The Liberian government has closed and dismantled a crematorium in Monrovia in a move that represents significant progress in the country’s fight against the disease, the Associated Press reported.
The country had previously imposed cremations because traditional burial practices, which included washing and touching the dead, pose a significant danger of infection.
The government removed drums from the facility holding ashes of over 3,000 victims. Nineteen barrels of remains are slated for burial on a plot bought by the government as a cemetery for Ebola victims.
“These activities — these prayers services — are taking place in an effort to accord these people the utmost respect considering the circumstances under which they were cremated and they parted with their families,” Acting Information Minister Isaac Jackson told the AP. “We think it is only but proper that we now accord them — the over 3,000 people cremated — respect in a more dignified way.”

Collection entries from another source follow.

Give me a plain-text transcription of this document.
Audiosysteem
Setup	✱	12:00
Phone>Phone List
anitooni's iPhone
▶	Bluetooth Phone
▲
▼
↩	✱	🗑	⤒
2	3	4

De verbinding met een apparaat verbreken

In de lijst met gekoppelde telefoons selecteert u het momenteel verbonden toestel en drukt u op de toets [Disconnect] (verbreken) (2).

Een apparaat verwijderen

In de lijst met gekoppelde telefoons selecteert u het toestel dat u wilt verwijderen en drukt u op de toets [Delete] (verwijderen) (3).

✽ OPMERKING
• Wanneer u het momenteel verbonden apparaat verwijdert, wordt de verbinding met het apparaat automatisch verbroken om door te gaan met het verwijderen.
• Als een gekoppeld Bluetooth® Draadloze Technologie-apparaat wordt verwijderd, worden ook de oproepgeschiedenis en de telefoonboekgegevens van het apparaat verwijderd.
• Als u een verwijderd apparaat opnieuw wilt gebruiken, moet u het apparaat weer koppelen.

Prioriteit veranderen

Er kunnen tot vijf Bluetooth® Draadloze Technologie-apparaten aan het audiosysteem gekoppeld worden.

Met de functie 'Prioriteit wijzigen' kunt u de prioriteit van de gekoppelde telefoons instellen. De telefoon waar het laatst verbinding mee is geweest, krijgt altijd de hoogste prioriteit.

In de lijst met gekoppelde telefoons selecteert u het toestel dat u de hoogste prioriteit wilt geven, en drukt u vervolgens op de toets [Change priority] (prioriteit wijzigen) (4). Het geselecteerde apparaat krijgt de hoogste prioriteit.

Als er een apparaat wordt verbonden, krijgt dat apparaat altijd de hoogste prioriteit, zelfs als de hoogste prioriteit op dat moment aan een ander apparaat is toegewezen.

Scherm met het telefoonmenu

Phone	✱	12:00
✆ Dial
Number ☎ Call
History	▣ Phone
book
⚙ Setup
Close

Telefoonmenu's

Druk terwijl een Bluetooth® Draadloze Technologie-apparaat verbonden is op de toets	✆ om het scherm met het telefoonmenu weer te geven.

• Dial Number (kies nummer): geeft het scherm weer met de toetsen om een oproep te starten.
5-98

Last week Liberia’s last known Ebola patient, 58-year-old Beatrice Yardolo, danced out of a Chinese treatment center in Monrovia.
“I am very grateful to the Chinese treatment center and the Almighty God that I lived to see this day. I did not know I would make it,” Yardolo told Reuters.
Following Yardolo’s release, the country must go 42 days with no new Ebola cases until the country can be officially declared free of the disease, the AP reported.
The country is still monitoring 106 people for suspected contact with Ebola patients, according to the Wall Street Journal.
“It’s not over yet,” Tolbert Nyenswah, the deputy health minister in charge of Liberia’s Ebola battle, told the New York Times. “We are still cautioning people. We told them they must still protect their villages, their towns. They should report any suspicion of Ebola to the health teams.”
Neighboring countries Sierra Leone and Guinea are still struggling to contain the spread of Ebola, as the World Health Organization launched its first experimental Ebola vaccine trials in Guinea on Saturday.
“The Ebola epidemic shows signs of receding but we cannot let down our guard until we reach zero cases,” Assistant Director-General Marie-Paule Kieny, who leads the Ebola Research and Development effort at WHO said in a statement. “An effective vaccine to control current flare-ups could be the game-changer to finally end this epidemic and an insurance policy for any future ones.”
More than 23,900 cases of Ebola have been reported since the current outbreak began in December of 2013, including some 9,800 deaths according to the WHO.